Caminhando pela cidade

OPINIÃO - Raul Borges Guimarães

Data 08/05/2022
Horário 04:30

Sexta-feira final de tarde. Resolvo seguir a pé do trabalho para casa. Anoitece e algumas estrelas começam a despontar no céu. A cidade parece uma colcha de retalhos que se sobrepõem à natureza que explode em verde nos terrenos vazios e rompe o silêncio com o burburinho do riacho no fundo do vale. 
Durante o percurso, curiosamente, não cruzo com nenhum ser humano. Apenas alguns gatos amedrontados e os insistentes cães de guarda que pensam controlar alguma coisa com seus latidos estridentes atrás das grades. As luzes das residências estão acesas. Talvez seus habitantes estejam ocupados com os afazeres domésticos. O fato é que não encontro nenhuma varanda com cadeiras convidativas ou vizinhos jogando fora uma prosa despretensiosa. 
Eu me esforço em caminhar pela calçada pública, mas existem muitos obstáculos pelo caminho: degraus no limite entre moradias, lixeiras gigantes, entulhos e restos de material de construção. A estrutura da vias públicas não é acolhedora. Imaginei a dificuldade de um cadeirante ou deficiente visual para circular pela cidade. É preciso caminhar pelas ruas, ainda que ao lado das sarjetas para diminuir o risco de atropelamentos. 
Não é que circulam muitos veículos pelas ruas da cidade. De fato, o maior número é de motoboys fazendo entregas de lanches (mais de dez deles em poucos minutos!).

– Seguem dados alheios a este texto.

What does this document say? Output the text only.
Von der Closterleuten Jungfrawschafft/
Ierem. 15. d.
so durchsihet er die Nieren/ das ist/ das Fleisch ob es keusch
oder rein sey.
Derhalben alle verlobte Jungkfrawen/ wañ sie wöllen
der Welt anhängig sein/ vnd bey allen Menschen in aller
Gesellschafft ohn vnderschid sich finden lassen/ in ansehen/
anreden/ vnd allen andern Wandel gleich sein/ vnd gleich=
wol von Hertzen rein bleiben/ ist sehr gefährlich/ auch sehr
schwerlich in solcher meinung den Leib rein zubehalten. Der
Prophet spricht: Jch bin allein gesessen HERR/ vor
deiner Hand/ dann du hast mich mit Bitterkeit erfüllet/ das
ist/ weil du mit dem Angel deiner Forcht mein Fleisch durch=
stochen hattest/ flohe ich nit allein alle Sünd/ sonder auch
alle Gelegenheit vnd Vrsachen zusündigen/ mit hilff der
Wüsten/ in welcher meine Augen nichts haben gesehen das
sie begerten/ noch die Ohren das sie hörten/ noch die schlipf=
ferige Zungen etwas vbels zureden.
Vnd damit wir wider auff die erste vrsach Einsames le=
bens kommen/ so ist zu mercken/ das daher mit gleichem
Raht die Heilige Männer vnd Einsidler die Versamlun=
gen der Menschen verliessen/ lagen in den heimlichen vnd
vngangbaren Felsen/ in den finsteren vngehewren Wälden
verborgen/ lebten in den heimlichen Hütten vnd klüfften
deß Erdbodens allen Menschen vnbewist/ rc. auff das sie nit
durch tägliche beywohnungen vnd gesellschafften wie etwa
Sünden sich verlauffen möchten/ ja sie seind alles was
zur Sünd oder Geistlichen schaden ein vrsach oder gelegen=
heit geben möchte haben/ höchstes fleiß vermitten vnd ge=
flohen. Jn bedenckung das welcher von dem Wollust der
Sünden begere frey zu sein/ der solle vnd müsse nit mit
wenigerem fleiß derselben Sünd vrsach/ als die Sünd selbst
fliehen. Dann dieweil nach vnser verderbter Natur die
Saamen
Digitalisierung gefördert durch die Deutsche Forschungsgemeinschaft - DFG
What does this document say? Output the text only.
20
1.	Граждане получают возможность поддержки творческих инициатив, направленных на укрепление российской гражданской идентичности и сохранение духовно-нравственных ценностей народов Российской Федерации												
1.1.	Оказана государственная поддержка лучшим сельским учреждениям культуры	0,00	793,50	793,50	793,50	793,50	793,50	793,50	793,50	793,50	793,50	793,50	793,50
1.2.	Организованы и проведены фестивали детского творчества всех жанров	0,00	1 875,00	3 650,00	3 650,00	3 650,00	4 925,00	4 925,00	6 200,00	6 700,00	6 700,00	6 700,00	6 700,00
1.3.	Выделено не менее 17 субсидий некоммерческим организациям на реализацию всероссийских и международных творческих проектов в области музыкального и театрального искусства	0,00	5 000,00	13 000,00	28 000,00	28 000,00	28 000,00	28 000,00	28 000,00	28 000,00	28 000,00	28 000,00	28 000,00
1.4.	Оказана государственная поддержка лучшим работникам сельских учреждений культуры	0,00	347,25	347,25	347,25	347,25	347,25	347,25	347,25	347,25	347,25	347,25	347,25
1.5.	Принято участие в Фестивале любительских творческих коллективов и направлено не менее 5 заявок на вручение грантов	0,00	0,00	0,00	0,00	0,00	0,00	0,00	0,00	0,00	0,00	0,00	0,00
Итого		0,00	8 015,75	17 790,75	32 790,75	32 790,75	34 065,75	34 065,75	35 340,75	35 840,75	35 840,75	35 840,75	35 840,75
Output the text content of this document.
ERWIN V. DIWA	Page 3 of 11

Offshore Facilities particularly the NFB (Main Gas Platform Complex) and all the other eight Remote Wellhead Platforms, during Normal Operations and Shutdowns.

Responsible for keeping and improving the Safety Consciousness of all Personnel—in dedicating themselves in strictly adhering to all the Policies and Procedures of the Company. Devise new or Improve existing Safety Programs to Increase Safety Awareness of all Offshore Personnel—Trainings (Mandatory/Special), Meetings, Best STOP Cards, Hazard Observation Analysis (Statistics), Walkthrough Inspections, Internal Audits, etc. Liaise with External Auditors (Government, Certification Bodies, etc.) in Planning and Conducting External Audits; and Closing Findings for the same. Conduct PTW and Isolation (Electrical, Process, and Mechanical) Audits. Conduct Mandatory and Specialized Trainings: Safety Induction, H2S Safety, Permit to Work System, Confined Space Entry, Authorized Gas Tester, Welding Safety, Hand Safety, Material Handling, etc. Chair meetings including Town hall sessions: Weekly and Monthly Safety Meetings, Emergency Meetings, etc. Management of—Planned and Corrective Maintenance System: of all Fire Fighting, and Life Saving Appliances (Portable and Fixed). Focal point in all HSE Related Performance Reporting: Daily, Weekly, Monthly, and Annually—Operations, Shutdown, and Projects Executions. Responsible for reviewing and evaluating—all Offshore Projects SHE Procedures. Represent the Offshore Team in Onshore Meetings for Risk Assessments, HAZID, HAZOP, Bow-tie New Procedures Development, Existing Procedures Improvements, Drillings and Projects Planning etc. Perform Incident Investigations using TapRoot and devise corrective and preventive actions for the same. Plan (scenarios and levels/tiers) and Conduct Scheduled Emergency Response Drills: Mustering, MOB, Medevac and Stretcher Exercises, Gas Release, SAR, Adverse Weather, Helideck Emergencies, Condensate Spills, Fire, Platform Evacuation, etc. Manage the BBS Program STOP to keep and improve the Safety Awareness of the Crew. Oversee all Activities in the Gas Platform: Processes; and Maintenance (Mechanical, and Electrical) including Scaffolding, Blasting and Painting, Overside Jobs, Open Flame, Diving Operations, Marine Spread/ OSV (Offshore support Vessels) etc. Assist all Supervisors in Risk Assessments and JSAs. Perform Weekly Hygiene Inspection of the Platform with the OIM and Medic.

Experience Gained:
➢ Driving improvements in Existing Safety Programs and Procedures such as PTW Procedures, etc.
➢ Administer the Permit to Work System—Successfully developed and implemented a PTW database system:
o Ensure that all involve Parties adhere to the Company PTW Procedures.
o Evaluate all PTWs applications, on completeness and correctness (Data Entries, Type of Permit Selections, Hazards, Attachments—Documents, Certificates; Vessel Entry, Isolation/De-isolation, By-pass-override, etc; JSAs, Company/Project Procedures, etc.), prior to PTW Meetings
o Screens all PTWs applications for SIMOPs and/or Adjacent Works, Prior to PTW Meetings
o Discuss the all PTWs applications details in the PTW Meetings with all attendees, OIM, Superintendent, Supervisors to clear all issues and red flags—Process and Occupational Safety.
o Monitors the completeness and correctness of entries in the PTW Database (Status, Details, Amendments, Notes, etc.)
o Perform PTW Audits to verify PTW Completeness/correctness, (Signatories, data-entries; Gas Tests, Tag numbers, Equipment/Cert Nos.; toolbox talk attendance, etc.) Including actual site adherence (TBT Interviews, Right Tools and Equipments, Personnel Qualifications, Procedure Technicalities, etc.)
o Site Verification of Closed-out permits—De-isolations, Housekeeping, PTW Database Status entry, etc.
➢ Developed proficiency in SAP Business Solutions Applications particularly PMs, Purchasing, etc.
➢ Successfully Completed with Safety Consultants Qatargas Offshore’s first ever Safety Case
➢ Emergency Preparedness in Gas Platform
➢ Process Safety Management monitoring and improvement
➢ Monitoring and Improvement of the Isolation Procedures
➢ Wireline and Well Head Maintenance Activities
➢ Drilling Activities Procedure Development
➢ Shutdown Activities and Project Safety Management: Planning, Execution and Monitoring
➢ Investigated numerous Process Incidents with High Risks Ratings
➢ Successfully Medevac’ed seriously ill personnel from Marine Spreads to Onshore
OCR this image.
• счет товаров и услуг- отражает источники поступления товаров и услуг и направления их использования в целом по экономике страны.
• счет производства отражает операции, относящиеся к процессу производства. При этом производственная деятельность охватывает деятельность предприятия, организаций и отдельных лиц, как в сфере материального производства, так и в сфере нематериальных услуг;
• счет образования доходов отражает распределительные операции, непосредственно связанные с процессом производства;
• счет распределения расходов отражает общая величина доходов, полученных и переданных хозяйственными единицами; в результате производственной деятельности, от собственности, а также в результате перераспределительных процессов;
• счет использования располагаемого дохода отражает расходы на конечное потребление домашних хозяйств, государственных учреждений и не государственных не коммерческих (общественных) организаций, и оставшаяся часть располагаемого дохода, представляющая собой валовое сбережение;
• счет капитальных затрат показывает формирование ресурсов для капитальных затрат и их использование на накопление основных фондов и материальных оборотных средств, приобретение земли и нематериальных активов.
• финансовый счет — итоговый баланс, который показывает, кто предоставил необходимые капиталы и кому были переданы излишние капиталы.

Também me chama a atenção, ainda que estivesse em um bairro residencial, a quantidade de anúncios de serviços, principalmente de revenda de cosméticos ou produtos alimentícios. Pois é... pensei comigo que a famosa “cidade dos automóveis” está se transformando na “cidade dos motoboys”. ˆÉ a chamada “uberização” decorrente da precarização do trabalho informal, flexível e por demanda. Cada um buscando sobreviver como pode nestes tempos tão difíceis, não é mesmo? 
Nem pense que a caminhada não tenha me feito bem. Quem quer imaginar como será o futuro é preciso percorrer a cidade a pé. A rua é um espaço de aprendizado feito por pessoas capazes de superar e de aprender diante das situações das mais adversas. O novo está sendo gestado na velha cidade e quem vai comandá-lo são os sujeitos que vem de baixo, agindo de baixo para cima. “Caminhando pela noite de nossa cidade....Acendendo a esperança e apagando a escuridão... Vamos, caminhando pelas ruas de nossa cidade... Viver derramando a juventude pelos corações... Tenha fé no nosso povo que ele resiste... Tenha fé no nosso povo que ele insiste!”. (Milton Nascimento).